Egyptian troops clash with protesters on Tahrir Square

Egyptian troops have reportedly clashed with protesters camping on Tahrir Square in central Cairo.

Clashes began as the military police began to pull down tents belonging to groups of demonstrators, Associated Press news agency reports.

According to the agency, there are no immediate reports of arrests or casualties. 

Al Jazeera television has also reported that the Egyptian authorities have rolled army vehicles into the square with troops firing shots in the air to disperse protesters.

The Egyptian authorities said they had asked demonstrators to allow traffic through the square after local shop-owners angry at the disruption to their businesses started to clash with the campers.  

After the demonstrators refused to let the traffic cross the square, the military moved in, the authorities said.

Hundreds of demonstrators remained in the square under a burning sun on Monday, which is the first day of Ramadan. Start of Ramadan has reduced number of protesters.

“The number of people involved was not huge because the protesters’ numbers have dwindled with the start of Ramadan. But the violence was very severe there. There are a lot of people with bloodied faces, who look like they have serious head injuries.

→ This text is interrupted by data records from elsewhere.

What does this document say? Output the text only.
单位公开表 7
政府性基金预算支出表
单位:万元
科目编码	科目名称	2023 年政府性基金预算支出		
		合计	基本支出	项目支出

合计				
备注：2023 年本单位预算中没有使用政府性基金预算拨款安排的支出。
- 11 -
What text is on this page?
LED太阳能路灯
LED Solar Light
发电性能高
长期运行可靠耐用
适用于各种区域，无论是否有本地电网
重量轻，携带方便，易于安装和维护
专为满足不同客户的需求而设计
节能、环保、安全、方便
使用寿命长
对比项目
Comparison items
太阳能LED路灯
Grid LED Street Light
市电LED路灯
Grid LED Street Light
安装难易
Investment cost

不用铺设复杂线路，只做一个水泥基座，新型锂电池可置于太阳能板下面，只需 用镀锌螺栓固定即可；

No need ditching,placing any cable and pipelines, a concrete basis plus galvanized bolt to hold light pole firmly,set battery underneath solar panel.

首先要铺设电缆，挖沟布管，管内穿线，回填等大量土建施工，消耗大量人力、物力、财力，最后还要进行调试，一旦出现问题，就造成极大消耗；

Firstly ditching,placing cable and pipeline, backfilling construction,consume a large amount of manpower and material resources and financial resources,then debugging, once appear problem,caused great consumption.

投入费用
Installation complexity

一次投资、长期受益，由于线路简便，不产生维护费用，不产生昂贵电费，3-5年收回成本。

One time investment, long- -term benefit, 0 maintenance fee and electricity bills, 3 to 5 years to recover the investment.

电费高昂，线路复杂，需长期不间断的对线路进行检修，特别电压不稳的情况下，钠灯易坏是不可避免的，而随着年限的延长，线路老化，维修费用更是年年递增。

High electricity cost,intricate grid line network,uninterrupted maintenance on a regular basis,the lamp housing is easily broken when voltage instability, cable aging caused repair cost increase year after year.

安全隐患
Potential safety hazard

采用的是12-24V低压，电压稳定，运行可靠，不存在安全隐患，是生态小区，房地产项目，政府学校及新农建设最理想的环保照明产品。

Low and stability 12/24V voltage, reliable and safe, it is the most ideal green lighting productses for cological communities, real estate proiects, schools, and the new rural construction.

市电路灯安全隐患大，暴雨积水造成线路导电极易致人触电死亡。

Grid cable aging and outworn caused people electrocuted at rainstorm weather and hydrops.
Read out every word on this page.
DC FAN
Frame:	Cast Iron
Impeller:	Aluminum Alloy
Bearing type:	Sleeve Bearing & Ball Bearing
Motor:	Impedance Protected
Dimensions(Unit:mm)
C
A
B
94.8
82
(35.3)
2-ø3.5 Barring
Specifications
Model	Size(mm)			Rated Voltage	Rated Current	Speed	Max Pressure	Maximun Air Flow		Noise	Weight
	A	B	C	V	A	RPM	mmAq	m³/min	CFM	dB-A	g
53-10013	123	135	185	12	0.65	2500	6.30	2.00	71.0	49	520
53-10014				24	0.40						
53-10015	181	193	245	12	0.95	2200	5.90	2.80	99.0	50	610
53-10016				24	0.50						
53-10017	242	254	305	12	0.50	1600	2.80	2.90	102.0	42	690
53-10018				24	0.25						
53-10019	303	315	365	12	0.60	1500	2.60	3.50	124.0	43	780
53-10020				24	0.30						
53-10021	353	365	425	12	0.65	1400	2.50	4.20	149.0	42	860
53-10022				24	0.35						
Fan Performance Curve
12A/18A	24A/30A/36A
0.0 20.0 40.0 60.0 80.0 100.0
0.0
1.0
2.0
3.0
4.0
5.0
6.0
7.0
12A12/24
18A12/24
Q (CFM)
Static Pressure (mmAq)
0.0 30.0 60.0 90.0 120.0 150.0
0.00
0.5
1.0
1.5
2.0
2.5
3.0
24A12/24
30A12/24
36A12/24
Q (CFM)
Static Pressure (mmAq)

It’s not clear the exact numbers of injuries, but it would be dozens,” freelance journalist Austin Mackell, who witnessed the protests in Cairo, told RT.

­Some of the protester have camped out there since July 8 demanding speedier reforms, a swift trial for Hosni Mubarak, the abolition of military courts and the release of activists from prisons.

According to Mark Almond, professor of history at Oxford University, there is a new element emerging in the revolution in Cairo – these are small businesses which are weary of the rallies.

“There are tensions with local shopkeepers, local businesses in that area of central Cairo who feel that the continuation of demonstrations after months of upheaval is actually bad news for them economically,” he said. “So, there are tensions within different groups of people as well as between the government and the opposition.”